By Molly McGowan
Shrieks of excitement and the patter of eager feet filled the hallways of area schools as teachers led their young students to different speakers and activities last Thursday.
Nov. 18 marked the annual Great American Teach-In, a day during which a wide range of professionals bring their careers to the classroom and share different employment opportunities with students.
At McKitrick Elementary School in Lutz, students began a day early with a visiting armored truck on Wednesday, followed by a Drug Enforcement Administration truck on Thursday. Agents from the Tampa District DEA explained that the truck is used for support in dismantling clandestine labs and showed the children the truck’s first aid equipment, air pressure hoses and shower, as well as their entry equipment, tactical vests and helmets.
The rest of the school was buzzing with different activities, as well. Nearby, soccer player Rafael Giraldo taught Cheri Gamm’s and Liisa DiTarando’s kindergarten classes the basics of the game and set up a scrimmage, while fifth-grader Abby Sutch directed speakers to the correct classrooms. Her favorite speaker was a dentist who had her class smell and eat different things to demonstrate how scent changes the taste of food.
Guidance Counselor Kelly Goforth said her favorite memories of the days’ events came whenever the children become inquisitive. “The kids were … asking questions you and I wouldn’t think of,” Goforth said. “They’re so outside the box.”
Students at Denham Oaks Elementary also stayed active, particularly a group of kindergarteners and first-graders who got their own personal trainers for a day.
Biko Claxton, Denny Locascio and Daniel Peterson from Sports and Field athletic club shared tips for eating healthy then took the children outside for some exercise. The students, who collectively named themselves “Team Alakazam,” competed in relays followed by a few sets of pushups.
“C’mon, let’s see your speed,” encouraged Peterson, while the children ran sprints.
Ready for a rest, the students filed back into a classroom for a visit with Deputy Tobias Smith, who has been working at the Hillsborough County Sheriff’s Office for the past 16 years.
Smith listed his history working in a jail, on patrol and on special projects, and explained some of the training and other requirements necessary to become an officer.
Good driving records and college degrees seemed to be too distant to Smith’s young audience whose attention was immediately drawn to his gun. Smith explained that his gun was just one part of his uniform and proceeded to point out the details on what he was wearing. And the instant the shiny, silver handcuffs came out, Smith had won the crowd.
At Lutz Elementary, students were similarly intrigued by what Dan Harrison was holding. Visiting from Tampa Guitar, Harrison was showing a fourth grade class the basics of playing guitar. He began by asking the students a few questions, and was impressed when many knew the difference between acoustic and electric guitars.
Harrison showed them what “fretting a note” was, then let his fingers slither across the fret board to show that chords were “a bunch of different pitches being put together.” With a few more examples and instructions on how to hold a pick, fourth-grader John Anthony Perrone got to strum a few chords on the guitar before Harrison continued his lesson, showing the children just what 10 years of dedication to a craft can create.

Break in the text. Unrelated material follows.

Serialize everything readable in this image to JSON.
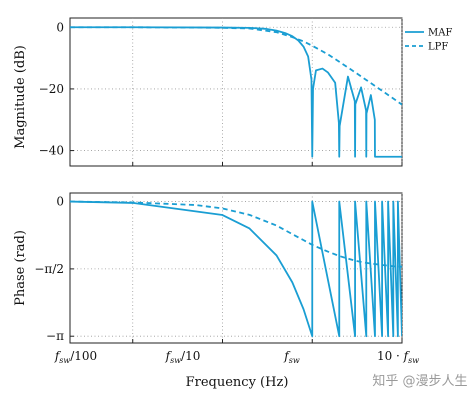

A little further away at New River Elementary School, members of the Wesley Chapel Athletic Association were outside showing kindergarteners, first- and second-graders the basics of lacrosse outside, while inside a cosmetologist from a JCPenney Salon shocked students with the news that they each had 100,000 hairs on their head.
At Double Branch Elementary School, the horses of Pasco County Sheriff’s Mounted Posse towered above enraptured second- and third-graders, who learned that the most important jobs of the horses and their riders are search and rescue missions.
Pre-K students at Chester W. Taylor Elementary School learned that horses come in smaller sizes, too. Bakas Horses for Handicapped brought miniature horse Buddy to the school to teach children the proper way to care for a horse, and to show that regardless of size, horses can be therapeutic.
With a multitude of speakers visiting different schools in Hillsborough and Pasco counties on Thursday, and with such a variety of classes and grades within every school, each student participating in the Great American Teach In was sure to have an individual experience unlike any other child’s. But regardless of whether they saw a miniature horse or a draft horse, ran relays or played lacrosse, every child learned something on Thursday. They learned that everyone is good at something. That thousands of career possibilities exist. And that they can be — and do — anything.